Which leads me to the concept of socialization. One first learns to share (or not) in the family. To be kind (or not). To be treated fairly (or not). To tell the truth (or not). All the things society relies on to function start with the family. But even the best families have those members who primarily provide examples of what not to do (to put it politely). Every family is like this, and every parent faces how to deal with the situation. It is a truly universal experience. Your children must be introduced to the larger family they have literally inherited.

Maw-Maw is a drunk. Uncle Ernie does drugs. Cousin George has a gambling problem. Auntie cheats on her husband. And so it goes.

What do the parents tell the six-year old?

“Maw-Maw didn’t mean to swear like that, she just wasn’t feeling well.” “Don’t accept any brownies from Uncle Ernie.” “If cousin George asks about how much money we have, come get me.” “Auntie and her husband are having an argument.” All of which are at least partially true, but are not in fact the whole story.

As that child matures, the level of honesty expands commensurate with that maturity. “Maw-Maw sure likes her beer.” “Uncle Ernie isn’t weird, he’s just stoned.””No, you can’t give George your baby-sitting money to buy lottery tickets, and call him ‘Cousin George’.” “Auntie did something that really hurt her husband’s feelings.”

Eventually the discussion becomes something more like: “Maw-Maw died so young because she was an alcoholic and couldn’t stop.” “Uncle Ernie never learned how to control himself, and that’s why he always shows up high.””George always has another get-rich quick scheme, and they always end the same way.””Remember all those fights Auntie and her husband had? Well . . .”

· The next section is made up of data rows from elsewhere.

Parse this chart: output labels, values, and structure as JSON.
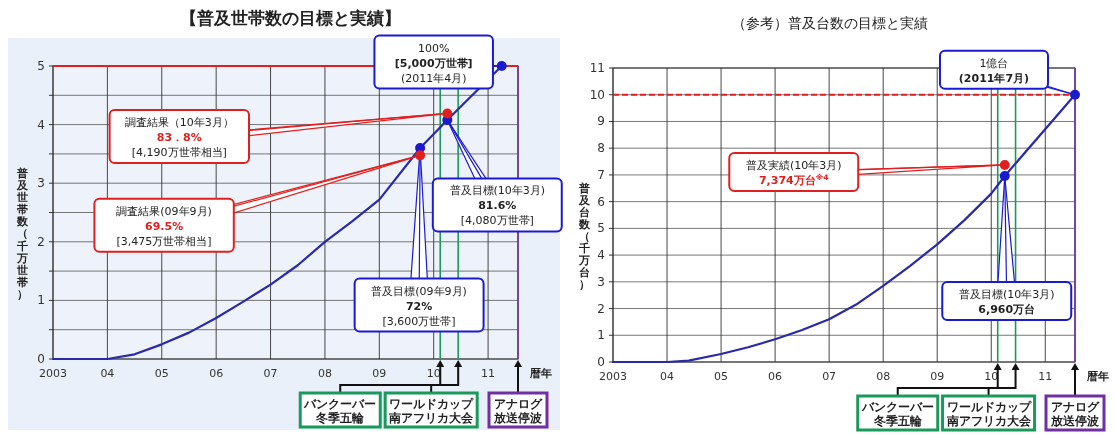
{
  "chart_data": [
    {
      "type": "line",
      "title": "【普及世帯数の目標と実績】",
      "ylabel": "普及世帯数（千万世帯）",
      "xlabel": "暦年",
      "xlim": [
        2003,
        2011.55
      ],
      "ylim": [
        0,
        5
      ],
      "xticks": [
        {
          "value": 2003,
          "label": "2003"
        },
        {
          "value": 2004,
          "label": "04"
        },
        {
          "value": 2005,
          "label": "05"
        },
        {
          "value": 2006,
          "label": "06"
        },
        {
          "value": 2007,
          "label": "07"
        },
        {
          "value": 2008,
          "label": "08"
        },
        {
          "value": 2009,
          "label": "09"
        },
        {
          "value": 2010,
          "label": "10"
        },
        {
          "value": 2011,
          "label": "11"
        }
      ],
      "yticks": [
        0,
        {
          "value": 0.5,
          "label": null
        },
        1,
        {
          "value": 1.5,
          "label": null
        },
        2,
        {
          "value": 2.5,
          "label": null
        },
        3,
        {
          "value": 3.5,
          "label": null
        },
        4,
        {
          "value": 4.5,
          "label": null
        },
        5
      ],
      "grid": true,
      "series": [
        {
          "type": "line",
          "color": "#2a2aa8",
          "x": [
            2003,
            2004,
            2004.5,
            2005,
            2005.5,
            2006,
            2006.5,
            2007,
            2007.5,
            2008,
            2008.5,
            2009,
            2009.75,
            2010.25,
            2011.25
          ],
          "values": [
            0,
            0,
            0.08,
            0.25,
            0.45,
            0.7,
            0.98,
            1.27,
            1.6,
            2.0,
            2.35,
            2.72,
            3.6,
            4.08,
            5.0
          ]
        },
        {
          "type": "scatter",
          "marker": "circle",
          "color": "#1a1ad0",
          "x": [
            2009.75,
            2010.25,
            2011.25
          ],
          "values": [
            3.6,
            4.08,
            5.0
          ]
        },
        {
          "type": "scatter",
          "marker": "circle",
          "color": "#e02020",
          "x": [
            2009.75,
            2010.25
          ],
          "values": [
            3.475,
            4.19
          ]
        }
      ],
      "ref_lines": [
        {
          "axis": "y",
          "value": 5,
          "color": "#e02020",
          "line_style": "solid"
        },
        {
          "axis": "x",
          "value": 2010.12,
          "label": "バンクーバー冬季五輪",
          "color": "#1a9a5a"
        },
        {
          "axis": "x",
          "value": 2010.45,
          "label": "ワールドカップ南アフリカ大会",
          "color": "#1a9a5a"
        },
        {
          "axis": "x",
          "value": 2011.55,
          "label": "アナログ放送停波",
          "color": "#7030a0"
        }
      ],
      "annotations": [
        {
          "text": "100%\n[5,000万世帯]\n(2011年4月)",
          "x": 2011.25,
          "y": 5.0
        },
        {
          "text": "調査結果（10年3月）\n83．8%\n[4,190万世帯相当]",
          "x": 2010.25,
          "y": 4.19
        },
        {
          "text": "調査結果(09年9月)\n69.5%\n[3,475万世帯相当]",
          "x": 2009.75,
          "y": 3.475
        },
        {
          "text": "普及目標(10年3月)\n81.6%\n[4,080万世帯]",
          "x": 2010.25,
          "y": 4.08
        },
        {
          "text": "普及目標(09年9月)\n72%\n[3,600万世帯]",
          "x": 2009.75,
          "y": 3.6
        }
      ]
    },
    {
      "type": "line",
      "title": "（参考）普及台数の目標と実績",
      "ylabel": "普及台数（千万台）",
      "xlabel": "暦年",
      "xlim": [
        2003,
        2011.55
      ],
      "ylim": [
        0,
        11
      ],
      "xticks": [
        {
          "value": 2003,
          "label": "2003"
        },
        {
          "value": 2004,
          "label": "04"
        },
        {
          "value": 2005,
          "label": "05"
        },
        {
          "value": 2006,
          "label": "06"
        },
        {
          "value": 2007,
          "label": "07"
        },
        {
          "value": 2008,
          "label": "08"
        },
        {
          "value": 2009,
          "label": "09"
        },
        {
          "value": 2010,
          "label": "10"
        },
        {
          "value": 2011,
          "label": "11"
        }
      ],
      "yticks": [
        0,
        1,
        2,
        3,
        4,
        5,
        6,
        7,
        8,
        9,
        10,
        11
      ],
      "grid": true,
      "series": [
        {
          "type": "line",
          "color": "#2a2aa8",
          "x": [
            2003,
            2004,
            2004.4,
            2005,
            2005.5,
            2006,
            2006.5,
            2007,
            2007.5,
            2008,
            2008.5,
            2009,
            2009.5,
            2010,
            2010.25,
            2011.55
          ],
          "values": [
            0,
            0,
            0.05,
            0.3,
            0.55,
            0.85,
            1.2,
            1.6,
            2.15,
            2.85,
            3.6,
            4.4,
            5.3,
            6.3,
            6.96,
            10
          ]
        },
        {
          "type": "scatter",
          "marker": "circle",
          "color": "#1a1ad0",
          "x": [
            2010.25,
            2011.55
          ],
          "values": [
            6.96,
            10
          ]
        },
        {
          "type": "scatter",
          "marker": "circle",
          "color": "#e02020",
          "x": [
            2010.25
          ],
          "values": [
            7.374
          ]
        }
      ],
      "ref_lines": [
        {
          "axis": "y",
          "value": 10,
          "color": "#e02020",
          "line_style": "dashed"
        },
        {
          "axis": "x",
          "value": 2010.12,
          "label": "バンクーバー冬季五輪",
          "color": "#1a9a5a"
        },
        {
          "axis": "x",
          "value": 2010.45,
          "label": "ワールドカップ南アフリカ大会",
          "color": "#1a9a5a"
        },
        {
          "axis": "x",
          "value": 2011.55,
          "label": "アナログ放送停波",
          "color": "#7030a0"
        }
      ],
      "annotations": [
        {
          "text": "1億台\n(2011年7月)",
          "x": 2011.55,
          "y": 10
        },
        {
          "text": "普及実績(10年3月)\n7,374万台$^{※4}$",
          "x": 2010.25,
          "y": 7.374
        },
        {
          "text": "普及目標(10年3月)\n6,960万台",
          "x": 2010.25,
          "y": 6.96
        }
      ]
    }
  ]
}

Why are the parents “economical with the truth?” Because for all the problems noted, they view the family as a good thing, a thing worth cherishing and sustaining. If they didn’t view it that way, they wouldn’t keep participating in it in the first place. Eventually we have to be more brutually honest, but that comes when we are mature enough to have those conversations.

Which is how we should also learn about our nation. Do you believe America is a worthwhile thing? Is it a force for good? Separate your immediate emotions (some suggested they would not celebrate independence this year): in total, across time, is the world better off for the fact of America, or not.

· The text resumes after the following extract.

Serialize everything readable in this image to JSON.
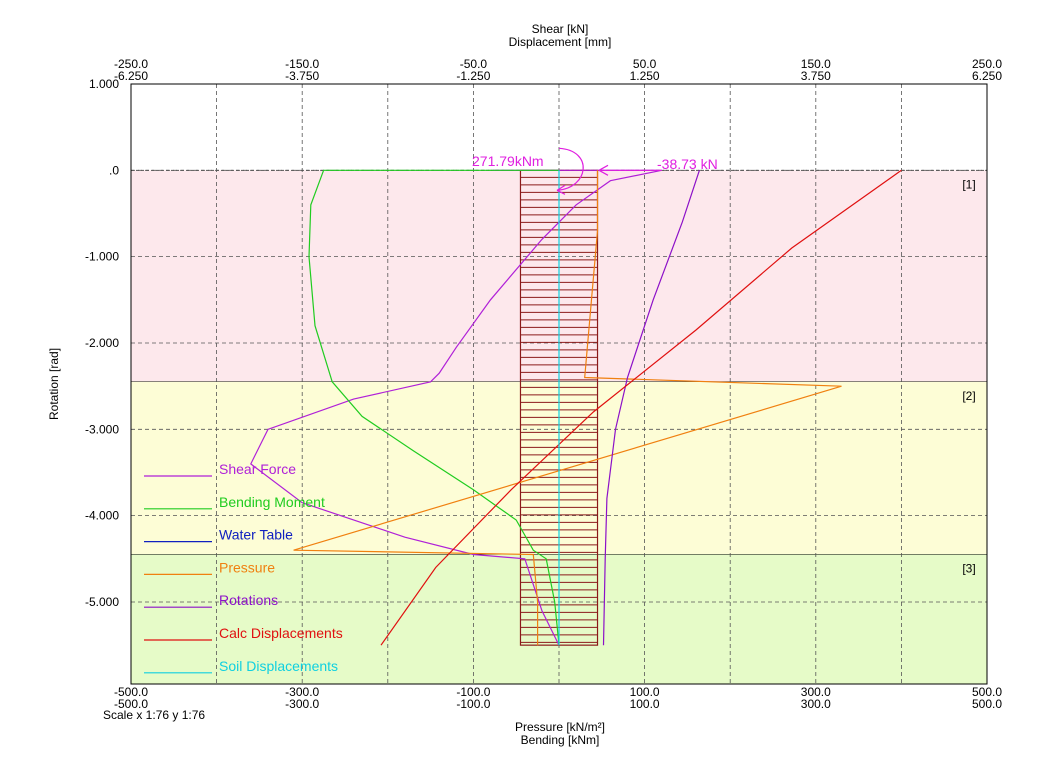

If the answer is “no,” really? Take a deep breath and listen to reason. If the answer is “yes,” continue.

How do we socialize our chidren about America, if we value it? We start with what’s good, what’s unique, what’s best. Why? First, because those things are true. They might not be the complete truth, but they are still true. As the children mature, we bring in more nuanced concepts. Yes, some of the Founders were slave-owners. Yes, segregation persisted well into modern times. True, women only achieved the right to vote in the last hundred years. But there is a time and place to introduce such concepts.

I disagree strongly with those who claim even mentioning such things is unpatriotic. I also disclaim those who suggest America is fundamentally flawed, systemically racist or a morally neutral force at best. Both these positions are wrong, and must be avoided.

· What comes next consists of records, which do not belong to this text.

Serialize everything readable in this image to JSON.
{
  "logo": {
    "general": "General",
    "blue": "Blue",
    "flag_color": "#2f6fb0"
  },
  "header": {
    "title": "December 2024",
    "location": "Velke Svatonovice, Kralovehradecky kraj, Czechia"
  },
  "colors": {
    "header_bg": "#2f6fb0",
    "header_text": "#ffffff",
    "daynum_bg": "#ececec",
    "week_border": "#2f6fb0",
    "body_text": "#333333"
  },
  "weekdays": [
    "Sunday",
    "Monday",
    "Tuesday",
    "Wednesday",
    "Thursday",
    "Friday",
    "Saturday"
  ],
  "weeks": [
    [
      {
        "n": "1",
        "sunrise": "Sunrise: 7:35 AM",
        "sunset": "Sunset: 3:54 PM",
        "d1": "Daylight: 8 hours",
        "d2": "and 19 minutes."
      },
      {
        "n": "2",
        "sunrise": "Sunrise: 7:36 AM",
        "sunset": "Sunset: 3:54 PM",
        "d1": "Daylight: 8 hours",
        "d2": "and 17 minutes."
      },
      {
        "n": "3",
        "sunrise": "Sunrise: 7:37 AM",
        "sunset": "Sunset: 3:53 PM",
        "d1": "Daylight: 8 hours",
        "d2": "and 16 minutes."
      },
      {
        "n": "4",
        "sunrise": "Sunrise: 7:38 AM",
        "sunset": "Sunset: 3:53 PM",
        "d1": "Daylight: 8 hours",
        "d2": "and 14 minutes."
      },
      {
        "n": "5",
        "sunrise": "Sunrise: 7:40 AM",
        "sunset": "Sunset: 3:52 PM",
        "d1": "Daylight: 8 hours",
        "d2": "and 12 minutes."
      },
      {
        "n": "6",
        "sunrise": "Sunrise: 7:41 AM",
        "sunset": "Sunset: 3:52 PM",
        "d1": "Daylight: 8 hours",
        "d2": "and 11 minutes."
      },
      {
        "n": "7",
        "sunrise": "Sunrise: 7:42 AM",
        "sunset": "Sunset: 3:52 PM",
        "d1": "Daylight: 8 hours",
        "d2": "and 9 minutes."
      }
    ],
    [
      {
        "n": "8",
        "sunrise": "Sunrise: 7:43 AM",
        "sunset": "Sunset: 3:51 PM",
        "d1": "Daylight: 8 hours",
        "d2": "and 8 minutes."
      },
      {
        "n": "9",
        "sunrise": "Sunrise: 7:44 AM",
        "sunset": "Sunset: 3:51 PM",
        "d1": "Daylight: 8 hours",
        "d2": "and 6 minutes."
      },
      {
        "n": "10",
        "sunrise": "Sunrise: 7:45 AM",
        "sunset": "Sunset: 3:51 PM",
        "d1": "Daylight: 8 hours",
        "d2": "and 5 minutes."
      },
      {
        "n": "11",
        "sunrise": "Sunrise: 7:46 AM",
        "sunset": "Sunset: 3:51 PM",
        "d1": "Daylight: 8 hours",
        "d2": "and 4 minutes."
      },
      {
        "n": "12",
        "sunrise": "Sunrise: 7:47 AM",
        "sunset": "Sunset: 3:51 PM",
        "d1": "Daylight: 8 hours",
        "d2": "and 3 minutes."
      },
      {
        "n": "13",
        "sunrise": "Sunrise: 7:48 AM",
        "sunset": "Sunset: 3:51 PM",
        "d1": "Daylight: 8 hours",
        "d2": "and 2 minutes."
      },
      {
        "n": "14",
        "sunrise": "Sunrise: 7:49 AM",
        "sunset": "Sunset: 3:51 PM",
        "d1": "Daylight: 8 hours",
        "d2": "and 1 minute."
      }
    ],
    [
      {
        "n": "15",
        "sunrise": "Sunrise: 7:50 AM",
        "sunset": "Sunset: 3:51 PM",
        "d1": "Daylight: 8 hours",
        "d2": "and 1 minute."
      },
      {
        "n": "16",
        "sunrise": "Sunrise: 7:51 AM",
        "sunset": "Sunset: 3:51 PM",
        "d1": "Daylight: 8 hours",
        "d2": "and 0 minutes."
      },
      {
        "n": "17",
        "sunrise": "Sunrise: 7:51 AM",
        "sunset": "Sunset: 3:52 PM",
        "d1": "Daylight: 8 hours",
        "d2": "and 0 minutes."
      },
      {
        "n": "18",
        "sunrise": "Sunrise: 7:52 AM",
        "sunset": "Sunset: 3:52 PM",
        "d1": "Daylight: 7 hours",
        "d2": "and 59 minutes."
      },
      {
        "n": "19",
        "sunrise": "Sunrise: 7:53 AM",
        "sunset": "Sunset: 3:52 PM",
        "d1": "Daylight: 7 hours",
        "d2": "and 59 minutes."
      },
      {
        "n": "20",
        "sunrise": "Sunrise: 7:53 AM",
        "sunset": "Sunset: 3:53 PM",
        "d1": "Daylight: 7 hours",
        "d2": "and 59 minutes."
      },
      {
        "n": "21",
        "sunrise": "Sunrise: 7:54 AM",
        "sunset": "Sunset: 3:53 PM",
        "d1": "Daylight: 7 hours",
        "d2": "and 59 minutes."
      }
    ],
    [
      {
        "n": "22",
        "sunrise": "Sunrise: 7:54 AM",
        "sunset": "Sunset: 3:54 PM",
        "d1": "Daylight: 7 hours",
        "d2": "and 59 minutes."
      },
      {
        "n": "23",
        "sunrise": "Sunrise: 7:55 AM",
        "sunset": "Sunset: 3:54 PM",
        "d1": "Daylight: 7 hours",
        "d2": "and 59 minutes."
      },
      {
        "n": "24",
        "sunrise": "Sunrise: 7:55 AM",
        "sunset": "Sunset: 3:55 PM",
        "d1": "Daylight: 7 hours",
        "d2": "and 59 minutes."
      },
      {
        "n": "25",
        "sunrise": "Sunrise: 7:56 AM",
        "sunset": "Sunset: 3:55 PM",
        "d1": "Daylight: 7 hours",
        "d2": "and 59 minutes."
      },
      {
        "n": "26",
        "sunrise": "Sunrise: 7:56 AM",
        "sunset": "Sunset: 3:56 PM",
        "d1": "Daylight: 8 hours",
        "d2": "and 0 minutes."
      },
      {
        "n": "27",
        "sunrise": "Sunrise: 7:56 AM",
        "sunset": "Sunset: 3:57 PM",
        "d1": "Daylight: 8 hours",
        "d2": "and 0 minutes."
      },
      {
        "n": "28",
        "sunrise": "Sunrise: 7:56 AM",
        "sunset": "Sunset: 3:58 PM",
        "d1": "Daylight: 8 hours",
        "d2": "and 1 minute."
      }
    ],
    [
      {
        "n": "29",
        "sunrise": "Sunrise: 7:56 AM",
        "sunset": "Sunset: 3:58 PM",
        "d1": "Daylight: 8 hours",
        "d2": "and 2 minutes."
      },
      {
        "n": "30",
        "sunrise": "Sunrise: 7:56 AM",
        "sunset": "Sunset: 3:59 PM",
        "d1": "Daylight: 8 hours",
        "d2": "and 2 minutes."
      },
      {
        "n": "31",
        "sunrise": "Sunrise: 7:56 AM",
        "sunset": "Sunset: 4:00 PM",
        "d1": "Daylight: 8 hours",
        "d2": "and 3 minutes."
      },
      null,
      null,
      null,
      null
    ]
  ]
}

To those who say “no one is bringing these concepts into the early childhood educational system” (say primary school): you’re wrong. The New York Times and Washington Post used to include a disclaimer that Critical Race Theory (CRT) is ‘an advanced academic concept introduced mainly at the university-level and not taught in primary education.’ They have changed that to say ‘it sometimes influences curriculum at those levels.’ Why the change? I spent a few hours one afternoon researching local news stories and found one example after another of CRT being used as early as pre-school classes. You cannot tell a child the nation is fundamentally racist and expect them to think later it is worthy of their respect, let alone their love. It gets the maturity learning model exactly backwards.

Start with the good. There’s plenty of it. Later introduce the neutral points; much to cover here, too. Finally,discuss the bad, especially those things which still linger today. All three need to be covered, but when and how are critically important.

That is, if you care about America more than scoring a meme point. Hope you had a happy Fourth of July!